Key Concepts Explained

To fully grasp the dynamics of outstanding shares, it’s important to understand related terms such as authorized shares, issued shares, and treasury shares.

Authorized Shares

Authorized shares define the maximum number of shares a corporation can issue. This is set in the articles of incorporation and cannot be exceeded without additional filing and approval. If your S corporation has 1000 authorized shares, it means the corporation can issue up to that number.

Issued Shares

Issued shares are the actual shares that have been sold or transferred to shareholders. For example, if you invest in 500 shares of a corporation with 1000 authorized shares, those 500 shares are issued to you. Issued shares must not exceed the authorized shares.

Outstanding Shares

Outstanding shares are the total number of issued shares that are currently held by shareholders. They are the sum of all issued shares and include any shares held by the corporation itself. If the corporation buys back 100 of your shares, these shares become treasury shares and do not count as outstanding shares.

Treasury Shares

Treasury shares are shares that the corporation has repurchased from shareholders. These shares remain authorized and issued but are not considered outstanding. This can occur when a corporation issues a repurchase offer to buy back shares from its current shareholders.

Example Scenario

Consider an S corporation with 1000 authorized shares. If you invest 500 of these shares, you would own 500 issued and outstanding shares. If the corporation later buys back 100 shares from you, those 100 shares are no longer outstanding, but they still count as authorized and issued shares.

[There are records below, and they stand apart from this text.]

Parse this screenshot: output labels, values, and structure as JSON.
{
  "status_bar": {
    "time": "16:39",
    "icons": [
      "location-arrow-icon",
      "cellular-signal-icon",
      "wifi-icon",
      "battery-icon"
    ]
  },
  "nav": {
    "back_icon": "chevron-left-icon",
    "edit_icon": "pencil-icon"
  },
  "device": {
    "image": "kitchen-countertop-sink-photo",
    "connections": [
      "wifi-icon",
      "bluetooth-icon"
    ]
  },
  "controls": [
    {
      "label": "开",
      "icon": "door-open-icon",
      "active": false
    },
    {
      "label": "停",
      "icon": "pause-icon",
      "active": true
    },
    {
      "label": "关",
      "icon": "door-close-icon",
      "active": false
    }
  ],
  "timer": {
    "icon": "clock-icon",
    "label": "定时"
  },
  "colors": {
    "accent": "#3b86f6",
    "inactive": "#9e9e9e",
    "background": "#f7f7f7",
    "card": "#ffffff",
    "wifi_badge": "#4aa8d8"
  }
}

If you own 100% of a corporation, then you effectively own all of its outstanding shares. This means that while the total number of outstanding shares remains, they are all held by you. Keep in mind that when the corporation buys back shares, those shares cease to be outstanding but remain authorized and issued.

Understanding the dynamics of outstanding shares, authorized shares, and issued shares is crucial for any owner of an S corporation. This knowledge will aid in making informed decisions regarding corporate governance, compliance, and future business operations.